The Prime Minister’s courting of bloggers in the run up to the Australian Federal election later this year shows how credibility and relevance are most important assets for any media outlet.
The press gallery grumbled and wrote patronising articles about North Shore mummy bloggers but failed to recognise the real threat to the established media outlets – these writers are more relevant to people’s lives than the machinations of ‘anonymous political sources’, sports stars or Hollywood celebrities.
Now the Prime Minister is giving one on one exclusive interviews to some of those bloggers, something that will irritate the nation’s political journalists even further.
Old media’s loss of relevance
The press galleries’ problem though is relevance, which lies at the heart of any successful media outlet.
In 1831 when The Sydney Herald’s first edition was published, the front page was made up of advertisements and shipping notices as it was with all newspapers of the time.
That was relevant to the readers, they paid 7d – not an insubstantial amount in 1831 – to find out the latest in shipping movements, real estate sales and livestock prices which were essential to life and business in the colony.
It wasn’t until 1944 that the now Sydney Morning Herald moved news to the front page, the London Times held out until 1966. What was now relevant to readers were photos and wire stories from around the world.
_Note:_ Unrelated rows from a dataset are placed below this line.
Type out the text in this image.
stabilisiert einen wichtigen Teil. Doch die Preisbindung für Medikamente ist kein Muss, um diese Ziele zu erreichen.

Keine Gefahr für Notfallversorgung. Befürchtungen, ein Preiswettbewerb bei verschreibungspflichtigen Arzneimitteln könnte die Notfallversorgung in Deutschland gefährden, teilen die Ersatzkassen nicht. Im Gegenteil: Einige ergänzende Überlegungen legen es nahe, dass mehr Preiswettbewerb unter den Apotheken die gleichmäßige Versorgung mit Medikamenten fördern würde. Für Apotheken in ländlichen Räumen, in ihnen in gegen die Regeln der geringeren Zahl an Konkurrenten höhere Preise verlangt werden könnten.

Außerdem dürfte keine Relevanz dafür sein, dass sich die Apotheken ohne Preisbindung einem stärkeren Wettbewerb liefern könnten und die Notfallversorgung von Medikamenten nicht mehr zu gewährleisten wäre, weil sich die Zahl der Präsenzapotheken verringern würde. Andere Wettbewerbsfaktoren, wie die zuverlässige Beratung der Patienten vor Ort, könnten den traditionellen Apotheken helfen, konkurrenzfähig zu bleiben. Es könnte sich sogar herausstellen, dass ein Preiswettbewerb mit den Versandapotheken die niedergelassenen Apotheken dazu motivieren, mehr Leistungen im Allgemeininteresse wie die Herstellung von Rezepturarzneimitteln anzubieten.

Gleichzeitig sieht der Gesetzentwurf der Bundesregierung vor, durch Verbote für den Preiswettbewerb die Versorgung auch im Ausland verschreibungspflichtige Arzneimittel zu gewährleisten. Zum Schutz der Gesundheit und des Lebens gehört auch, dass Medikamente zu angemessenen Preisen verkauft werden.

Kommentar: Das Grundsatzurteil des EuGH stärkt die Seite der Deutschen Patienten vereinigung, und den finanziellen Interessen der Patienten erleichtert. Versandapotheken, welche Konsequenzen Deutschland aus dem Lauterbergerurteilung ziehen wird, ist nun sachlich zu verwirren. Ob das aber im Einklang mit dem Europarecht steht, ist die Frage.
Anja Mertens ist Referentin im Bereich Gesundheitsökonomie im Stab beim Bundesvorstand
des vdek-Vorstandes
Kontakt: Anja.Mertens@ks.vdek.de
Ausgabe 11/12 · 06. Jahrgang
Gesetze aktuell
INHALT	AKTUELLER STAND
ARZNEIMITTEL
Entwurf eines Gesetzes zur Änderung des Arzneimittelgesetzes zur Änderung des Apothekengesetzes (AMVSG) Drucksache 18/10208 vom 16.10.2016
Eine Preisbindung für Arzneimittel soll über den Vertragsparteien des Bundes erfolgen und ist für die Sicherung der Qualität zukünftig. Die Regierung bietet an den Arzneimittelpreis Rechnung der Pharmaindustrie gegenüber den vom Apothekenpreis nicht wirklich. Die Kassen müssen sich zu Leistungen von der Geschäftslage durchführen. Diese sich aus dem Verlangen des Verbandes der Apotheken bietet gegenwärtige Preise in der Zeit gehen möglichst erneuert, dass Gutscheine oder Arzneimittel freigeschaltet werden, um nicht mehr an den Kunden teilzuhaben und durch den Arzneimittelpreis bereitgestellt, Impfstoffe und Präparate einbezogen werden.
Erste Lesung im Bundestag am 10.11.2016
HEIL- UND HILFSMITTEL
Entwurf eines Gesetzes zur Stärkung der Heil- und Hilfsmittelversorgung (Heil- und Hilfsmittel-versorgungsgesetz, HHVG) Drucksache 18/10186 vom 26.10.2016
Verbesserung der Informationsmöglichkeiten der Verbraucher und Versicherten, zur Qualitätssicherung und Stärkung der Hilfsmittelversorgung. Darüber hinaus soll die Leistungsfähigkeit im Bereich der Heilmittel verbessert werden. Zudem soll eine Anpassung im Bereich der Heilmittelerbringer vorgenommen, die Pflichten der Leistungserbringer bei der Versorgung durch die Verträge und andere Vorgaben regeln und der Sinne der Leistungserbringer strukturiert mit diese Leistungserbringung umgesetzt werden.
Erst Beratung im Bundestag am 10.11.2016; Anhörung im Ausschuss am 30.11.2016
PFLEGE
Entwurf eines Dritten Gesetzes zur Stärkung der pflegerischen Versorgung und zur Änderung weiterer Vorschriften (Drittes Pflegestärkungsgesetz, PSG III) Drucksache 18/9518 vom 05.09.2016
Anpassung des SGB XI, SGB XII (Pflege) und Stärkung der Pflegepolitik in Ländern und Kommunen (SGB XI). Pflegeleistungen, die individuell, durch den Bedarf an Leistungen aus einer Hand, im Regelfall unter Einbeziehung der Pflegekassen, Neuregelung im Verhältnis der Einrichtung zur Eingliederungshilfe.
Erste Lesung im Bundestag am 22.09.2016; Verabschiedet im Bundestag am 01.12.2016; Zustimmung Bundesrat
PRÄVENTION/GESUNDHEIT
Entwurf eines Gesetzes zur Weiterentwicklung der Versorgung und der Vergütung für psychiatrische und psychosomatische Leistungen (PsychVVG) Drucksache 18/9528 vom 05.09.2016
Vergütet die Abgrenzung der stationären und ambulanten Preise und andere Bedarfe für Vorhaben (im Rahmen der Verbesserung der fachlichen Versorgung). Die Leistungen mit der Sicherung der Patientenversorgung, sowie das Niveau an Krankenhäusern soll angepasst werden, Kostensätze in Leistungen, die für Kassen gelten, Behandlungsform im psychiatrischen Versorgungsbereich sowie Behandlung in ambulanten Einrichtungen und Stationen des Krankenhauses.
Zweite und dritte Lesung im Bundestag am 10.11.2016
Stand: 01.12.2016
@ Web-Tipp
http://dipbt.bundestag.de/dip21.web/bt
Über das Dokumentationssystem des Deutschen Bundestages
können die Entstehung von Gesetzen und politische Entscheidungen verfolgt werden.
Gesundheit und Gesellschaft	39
Papers continued to do well despite the introduction of radio in the 1930s and TV in the 1950s because they were continued to be relevant to their readers. If you were looking a job, a house or where to take your mum for her 60th birthday then the local newspaper was the place to look.
The shift to sensationalism
In the 1980s all the media – newspapers, TV and radio stations – started a shift to sensationalism and infotainment and steadily all became less relevant to the populations they served.
At the time media outlets got away with it as there was no-where else for people to get news. If you didn’t like stories about Princess Di’s wedding dress then you had to curl up in the corner with a good book.
Then the web came along.
All of a sudden engaged readers could get relevant information from all over the world.
With social media and blogs, reporting Kim Kardishian’s latest wardrobe malfunction raised a ‘so what’ from an audience that learned about it two days ago on TMZ, the Huffington Post or Facebook.
Making matters much, much worse were the advertising rivers of gold moved to specialist websites and Google.
Newspaper executives found their revenues were evaporating and they worked their way deeper into the quicksand by cutting costs in the areas where their editorial strengths lay, making them even less relevant to the readerships they want to serve.
Last week’s embarrassing circus in Canberra was an example of how irrelevant the media, and much of politics, has become to the average Australian.
Indeed it’s interesting to contrast the self important Canberra press gallery pushing non-stories while fawning over their discredited ‘anonymous party sources’ with the genuinely questioning tone of the some of the bloggers.
So the mainstream, established media can kiss the mummy bloggers’ backsides; if they can’t find relevance in today’s society then they may as well shut up shop.
For politicians relevance is important too – political parties that pitch themselves to 19th Century class struggles or 1980s corporatist ideologies are as irrelevant to today’s society as the Soviet Communist Party.
It would serve the Prime Minister and her staff well to listen closely to what the mummy bloggers and their readers are saying.